For racism is an evil except when it benefits us.

She liked to think of being a police officer as an opportunity for service. If not doing actual good, preventing worse from happening. If being a light-skinned female Hispanic helped in that effort, Ines Iglesias could not take offense and would not take offense except at the very periphery of her swiftly-calculating brain where dwelt the darting and swooping bats of old hurts, old resentments, old violations and old insults inflicted upon her haphazardly and for the most part unconsciously by white men, black men, brown-skinned men—men.

With excitement and apprehension Sergeant Iglesias drove to St. Anne’s Hospital.
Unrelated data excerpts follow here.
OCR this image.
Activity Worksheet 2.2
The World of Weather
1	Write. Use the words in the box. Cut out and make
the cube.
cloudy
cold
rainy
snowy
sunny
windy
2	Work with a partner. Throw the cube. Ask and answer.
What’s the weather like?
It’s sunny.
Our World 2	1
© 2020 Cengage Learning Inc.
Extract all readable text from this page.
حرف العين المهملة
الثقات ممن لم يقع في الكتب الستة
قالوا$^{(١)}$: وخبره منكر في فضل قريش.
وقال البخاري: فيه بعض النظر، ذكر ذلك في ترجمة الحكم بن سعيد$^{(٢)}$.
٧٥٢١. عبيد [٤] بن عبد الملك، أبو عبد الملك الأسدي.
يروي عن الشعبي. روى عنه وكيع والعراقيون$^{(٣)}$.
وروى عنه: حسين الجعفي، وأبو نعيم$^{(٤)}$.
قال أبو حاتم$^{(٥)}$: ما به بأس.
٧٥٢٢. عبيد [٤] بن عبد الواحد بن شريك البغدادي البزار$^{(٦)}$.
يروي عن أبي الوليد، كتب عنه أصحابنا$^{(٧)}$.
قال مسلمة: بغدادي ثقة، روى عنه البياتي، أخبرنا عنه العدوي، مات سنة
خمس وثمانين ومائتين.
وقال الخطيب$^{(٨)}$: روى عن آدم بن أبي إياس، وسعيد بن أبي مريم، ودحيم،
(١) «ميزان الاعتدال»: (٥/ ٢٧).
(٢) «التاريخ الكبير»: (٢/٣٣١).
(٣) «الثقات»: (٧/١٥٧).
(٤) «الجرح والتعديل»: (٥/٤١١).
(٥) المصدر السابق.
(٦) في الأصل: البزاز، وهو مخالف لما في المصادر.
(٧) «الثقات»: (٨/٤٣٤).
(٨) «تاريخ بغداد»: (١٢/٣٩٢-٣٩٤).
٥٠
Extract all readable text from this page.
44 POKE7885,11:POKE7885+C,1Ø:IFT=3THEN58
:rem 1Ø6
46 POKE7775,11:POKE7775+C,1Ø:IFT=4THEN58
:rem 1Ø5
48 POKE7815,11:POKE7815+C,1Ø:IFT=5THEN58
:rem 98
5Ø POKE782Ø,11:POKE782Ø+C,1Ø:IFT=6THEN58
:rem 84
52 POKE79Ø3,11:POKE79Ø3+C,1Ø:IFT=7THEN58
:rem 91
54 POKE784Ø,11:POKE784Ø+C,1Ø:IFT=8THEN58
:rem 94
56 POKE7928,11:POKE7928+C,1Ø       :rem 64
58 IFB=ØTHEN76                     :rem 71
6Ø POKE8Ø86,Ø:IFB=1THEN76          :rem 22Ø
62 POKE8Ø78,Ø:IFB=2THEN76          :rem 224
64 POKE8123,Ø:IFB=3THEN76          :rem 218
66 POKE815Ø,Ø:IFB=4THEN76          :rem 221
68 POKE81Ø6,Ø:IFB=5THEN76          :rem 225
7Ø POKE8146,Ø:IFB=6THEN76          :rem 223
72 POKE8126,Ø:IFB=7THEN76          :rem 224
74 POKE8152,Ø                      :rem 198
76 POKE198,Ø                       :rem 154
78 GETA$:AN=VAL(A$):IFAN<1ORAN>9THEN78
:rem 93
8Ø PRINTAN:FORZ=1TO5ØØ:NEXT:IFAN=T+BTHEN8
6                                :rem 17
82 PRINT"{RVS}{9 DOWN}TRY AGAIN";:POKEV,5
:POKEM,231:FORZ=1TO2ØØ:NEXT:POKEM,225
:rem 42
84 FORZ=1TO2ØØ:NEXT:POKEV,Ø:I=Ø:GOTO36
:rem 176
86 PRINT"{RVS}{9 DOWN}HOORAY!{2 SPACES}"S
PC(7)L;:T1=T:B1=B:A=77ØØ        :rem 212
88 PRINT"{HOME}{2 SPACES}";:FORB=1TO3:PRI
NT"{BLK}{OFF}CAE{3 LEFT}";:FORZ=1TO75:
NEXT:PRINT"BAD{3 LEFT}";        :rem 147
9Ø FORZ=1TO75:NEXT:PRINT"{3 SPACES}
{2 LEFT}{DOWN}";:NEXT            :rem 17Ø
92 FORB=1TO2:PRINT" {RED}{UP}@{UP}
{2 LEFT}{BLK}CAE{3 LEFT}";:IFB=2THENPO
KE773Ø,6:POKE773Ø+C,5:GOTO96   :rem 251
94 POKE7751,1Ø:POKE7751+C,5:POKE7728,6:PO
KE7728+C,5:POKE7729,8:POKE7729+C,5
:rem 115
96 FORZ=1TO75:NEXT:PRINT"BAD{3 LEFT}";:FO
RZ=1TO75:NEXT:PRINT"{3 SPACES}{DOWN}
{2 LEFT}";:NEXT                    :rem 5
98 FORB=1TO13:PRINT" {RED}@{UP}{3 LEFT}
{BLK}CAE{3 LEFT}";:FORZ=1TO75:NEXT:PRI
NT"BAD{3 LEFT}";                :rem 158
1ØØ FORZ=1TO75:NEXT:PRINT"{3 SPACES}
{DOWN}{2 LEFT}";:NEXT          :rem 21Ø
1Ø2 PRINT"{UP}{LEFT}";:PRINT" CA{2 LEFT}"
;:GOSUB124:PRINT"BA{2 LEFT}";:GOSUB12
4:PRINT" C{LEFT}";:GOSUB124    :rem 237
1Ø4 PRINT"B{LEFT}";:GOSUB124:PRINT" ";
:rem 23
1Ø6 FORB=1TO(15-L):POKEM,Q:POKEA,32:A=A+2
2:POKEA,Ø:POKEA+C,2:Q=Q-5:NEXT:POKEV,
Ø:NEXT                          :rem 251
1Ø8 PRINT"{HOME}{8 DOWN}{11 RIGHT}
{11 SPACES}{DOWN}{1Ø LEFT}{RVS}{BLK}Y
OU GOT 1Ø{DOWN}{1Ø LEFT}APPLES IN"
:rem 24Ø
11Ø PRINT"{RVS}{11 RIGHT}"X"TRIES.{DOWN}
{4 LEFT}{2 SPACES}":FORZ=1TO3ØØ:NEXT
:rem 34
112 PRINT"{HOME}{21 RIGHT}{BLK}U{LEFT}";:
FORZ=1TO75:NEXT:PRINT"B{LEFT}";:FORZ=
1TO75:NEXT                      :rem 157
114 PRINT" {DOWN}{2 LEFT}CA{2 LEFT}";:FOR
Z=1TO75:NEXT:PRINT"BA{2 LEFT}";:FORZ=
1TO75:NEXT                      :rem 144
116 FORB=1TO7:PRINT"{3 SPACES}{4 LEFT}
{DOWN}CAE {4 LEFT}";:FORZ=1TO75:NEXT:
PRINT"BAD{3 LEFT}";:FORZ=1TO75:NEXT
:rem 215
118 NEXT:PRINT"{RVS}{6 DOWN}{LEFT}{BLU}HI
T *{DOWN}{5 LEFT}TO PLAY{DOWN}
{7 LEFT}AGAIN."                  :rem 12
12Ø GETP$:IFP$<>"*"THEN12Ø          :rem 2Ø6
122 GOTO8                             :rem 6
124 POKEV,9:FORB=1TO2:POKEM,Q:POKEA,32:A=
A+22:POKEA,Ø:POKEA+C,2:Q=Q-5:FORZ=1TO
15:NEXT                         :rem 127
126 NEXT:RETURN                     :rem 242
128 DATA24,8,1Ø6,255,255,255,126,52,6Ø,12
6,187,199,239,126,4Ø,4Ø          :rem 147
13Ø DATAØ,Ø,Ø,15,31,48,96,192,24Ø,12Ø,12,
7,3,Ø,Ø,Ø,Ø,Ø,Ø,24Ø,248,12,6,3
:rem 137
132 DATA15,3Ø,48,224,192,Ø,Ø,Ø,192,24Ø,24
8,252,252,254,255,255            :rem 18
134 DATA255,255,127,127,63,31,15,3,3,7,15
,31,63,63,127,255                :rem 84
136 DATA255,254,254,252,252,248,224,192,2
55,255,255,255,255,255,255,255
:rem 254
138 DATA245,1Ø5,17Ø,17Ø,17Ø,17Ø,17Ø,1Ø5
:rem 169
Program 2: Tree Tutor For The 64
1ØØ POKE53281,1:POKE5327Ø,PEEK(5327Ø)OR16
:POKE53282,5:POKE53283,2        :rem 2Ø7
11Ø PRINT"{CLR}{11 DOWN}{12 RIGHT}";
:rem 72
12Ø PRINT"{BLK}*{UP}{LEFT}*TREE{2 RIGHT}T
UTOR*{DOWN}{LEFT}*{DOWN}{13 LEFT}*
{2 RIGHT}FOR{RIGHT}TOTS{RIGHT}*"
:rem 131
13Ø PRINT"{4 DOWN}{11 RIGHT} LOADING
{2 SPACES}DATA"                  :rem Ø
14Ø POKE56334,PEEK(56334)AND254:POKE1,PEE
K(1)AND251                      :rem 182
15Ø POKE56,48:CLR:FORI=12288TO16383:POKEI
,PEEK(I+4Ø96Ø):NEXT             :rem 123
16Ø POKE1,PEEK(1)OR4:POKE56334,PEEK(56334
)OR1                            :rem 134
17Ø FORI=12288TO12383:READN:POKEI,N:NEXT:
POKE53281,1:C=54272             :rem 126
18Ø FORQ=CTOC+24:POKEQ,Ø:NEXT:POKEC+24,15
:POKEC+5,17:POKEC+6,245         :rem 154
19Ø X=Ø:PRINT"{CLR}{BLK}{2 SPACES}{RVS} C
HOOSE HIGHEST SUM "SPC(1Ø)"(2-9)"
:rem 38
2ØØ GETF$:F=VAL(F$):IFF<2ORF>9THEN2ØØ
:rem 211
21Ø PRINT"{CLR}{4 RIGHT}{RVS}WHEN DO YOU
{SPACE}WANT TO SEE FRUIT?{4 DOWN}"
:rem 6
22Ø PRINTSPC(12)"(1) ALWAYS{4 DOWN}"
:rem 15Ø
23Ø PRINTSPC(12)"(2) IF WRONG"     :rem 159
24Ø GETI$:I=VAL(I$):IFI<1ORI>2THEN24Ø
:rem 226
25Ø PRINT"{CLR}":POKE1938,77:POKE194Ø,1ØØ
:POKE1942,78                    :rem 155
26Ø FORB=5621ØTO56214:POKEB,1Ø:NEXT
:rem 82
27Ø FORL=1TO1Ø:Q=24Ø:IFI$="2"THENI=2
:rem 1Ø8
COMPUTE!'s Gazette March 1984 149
The emergency entrance was at the side of the five-story building.

This was not a setting unfamiliar to Ines Iglesias. She had witnessed deaths in this place and not always the deaths of strangers.

Just inside the ER, a patrol officer led her into the interior of the unit where the (black) girl believed to have been gang-raped was waiting, inside a curtained cubicle.

In the ER she noted eyes moving upon her—fellow cops, medics—in wonderment that this was the officer sent to the scene as black.

Cautiously Iglesias drew back the curtain surrounding the gurney where the stricken girl awaited. And there, in addition to the girl, was the girl’s mother Ednetta Frye.

Sybilla Frye was a minor. Her mother Ednetta Frye had the right to be present and to participate in any interview with Sybilla conducted by any Pascayne police officer or social worker.

Too bad! Iglesias knew this would be difficult.

Iglesias introduced herself to Sybilla Frye who’d neither glanced at her nor given any sign of her presence. She introduced herself to Ednetta Frye who stared at her for a long moment as if Mrs. Frye could not determine whether to be further insulted or placated.

Iglesias addressed Mrs. Frye saying she’d like to speak to Sybilla for just a few minutes. “She’s had a bad shock and she’s in pain so I won’t keep her long. But this is crucial.”

Iglesias had a way with recalcitrant individuals. She’d been brought up needing to charm certain strong-willed members of her own family—female, male—and knew that a level look, an air of sisterly complicity, shared indignation and vehemence were required here. She would want Mrs. Frye to think of her as a mother like herself, and not as a police officer.

Extending her hand to shake Ednetta Frye’s hand she felt the suspicious woman grip her fingers like a lifeline.

“You ask her anythin, ma’am, she gon tell you the truth. I spoke with her and she ready to speak to you.”

Mrs. Frye spoke eagerly. Her breath was quickened and hoarse.